I read the second and third books of Tade Thompson’s Wormwood trilogy in 2021, and got quite emotional saying goodbye to some of the characters in his uniquely detailed vision of an alien invasion. My favourite of the three is probably the second, The Rosewater Insurrection, but the whole trilogy was a blast. I also really enjoyed the very pacey Far From the Light of Heaven – my interest in reading more crime meant this locked room mystery on a spaceship was just what I was in the mood for.
As previously mentioned, N.K. Jemisin’s The City We Became absolutely blew me away, and is probably one of my favourite fantasy books, surpassing even the likes of Neverwhere. That, combined with the first two books of the Broken Earth trilogy, puts her at level pegging with Tade Thompson, with three books by each read last year. The City We Became is definitely my favourite of hers that I’ve read, but I’m loving the Broken Earth trilogy too. I can’t wait for the next Great Cities book – if it’s as good as the first, we’re all in for a treat.
Rounding out the list is Claire North, with two titles: Sweet Harmony and Notes From the Burning Age. I preferred Sweet Harmony to Notes From the Burning Age, which at times I found a bit slow. There were elements I absolutely loved about it though – it was just a long way from being my favourite by her (still The First Fifteen Lives of Harry August, if anyone was wondering). I remain a huge fan though, as evidenced by the fact that my most recent book haul included her 2015 novel Touch, which I’m really looking forward to. You can expect both The Gameshouse and The Sudden Appearance of Hope to show up in haul posts too, no doubt.
As mentioned already, I plan to stick with science fiction as my main genre fiction specialism, with a little more horror creeping in. In my wider reading, there will be more crime and non-fiction. I might even give myself some rules, like “At least one non-fiction book a month” or something if it feels necessary. I’ve really enjoyed some of my recent non-fiction reads, particularly Entangled Life by Merlin Sheldrake (which I’d recommend to anyone who is entranced by the shroomy work of certain genre titans), and am currently reading Cal Flynn’s Islands of Abandonment, which is shaping up to be my favourite non-fiction book ever; it’s even better than I thought it would be, and I would urge everyone to at least give it a look – you might love it as much as I do.
Currently, of course, it’s Vintage Sci-Fi Month. I’m going to try and get at least one vintage title read and reviewed for it – something by Alfred Bester, most likely – though whether this will actually happen is anyone’s guess. Whilst I am all too aware that I have lapsed somewhat with blogging recently, I make no apologies. This is a fun hobby for me, and I refuse to feel bad for not posting to a strict schedule. That said, I do want to make more time to post fairly regularly again, as I enjoy writing reviews and features a lot. I have some time off coming up, so perhaps that will be the perfect time to get ahead of things. Or marathon sessions of Magic: The Gathering Arena. We’ll see.

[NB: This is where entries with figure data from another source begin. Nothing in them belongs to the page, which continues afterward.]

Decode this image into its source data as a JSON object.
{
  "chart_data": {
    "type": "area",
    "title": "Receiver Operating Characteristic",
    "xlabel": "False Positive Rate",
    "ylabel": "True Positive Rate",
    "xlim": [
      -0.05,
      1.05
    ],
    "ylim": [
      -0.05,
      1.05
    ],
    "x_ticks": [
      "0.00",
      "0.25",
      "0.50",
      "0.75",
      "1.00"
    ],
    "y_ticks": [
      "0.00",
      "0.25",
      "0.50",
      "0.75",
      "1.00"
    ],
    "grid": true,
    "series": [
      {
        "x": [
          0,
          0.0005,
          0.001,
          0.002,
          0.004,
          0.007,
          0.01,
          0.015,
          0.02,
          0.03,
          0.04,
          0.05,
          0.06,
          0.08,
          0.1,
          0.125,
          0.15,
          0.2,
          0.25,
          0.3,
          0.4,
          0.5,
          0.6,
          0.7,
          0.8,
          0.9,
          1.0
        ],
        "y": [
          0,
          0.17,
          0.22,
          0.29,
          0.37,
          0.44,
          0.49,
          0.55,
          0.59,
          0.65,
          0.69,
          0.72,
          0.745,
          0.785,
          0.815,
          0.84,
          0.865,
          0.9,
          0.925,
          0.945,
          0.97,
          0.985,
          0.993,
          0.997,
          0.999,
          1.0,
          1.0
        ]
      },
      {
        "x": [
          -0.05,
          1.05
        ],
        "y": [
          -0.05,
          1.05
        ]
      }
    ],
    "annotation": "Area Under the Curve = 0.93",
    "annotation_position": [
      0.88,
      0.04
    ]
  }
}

Thanks for reading this stats roundup. I hope you found it vaguely entertaining, and if you’d like to make your own next year, The StoryGraph makes it really easy to do. They also actually bother updating their app, they’re independent, and their recommendations feature is pretty good. This time of year is a really good time to join too, as you’ll get an accurate roundup of your stats for the whole year without having to enter a load of new information for recent reads (unless you’re one of those people who has somehow already managed to read ten books). I’m not an affiliate or anything, I just really like The StoryGraph. Bye for now!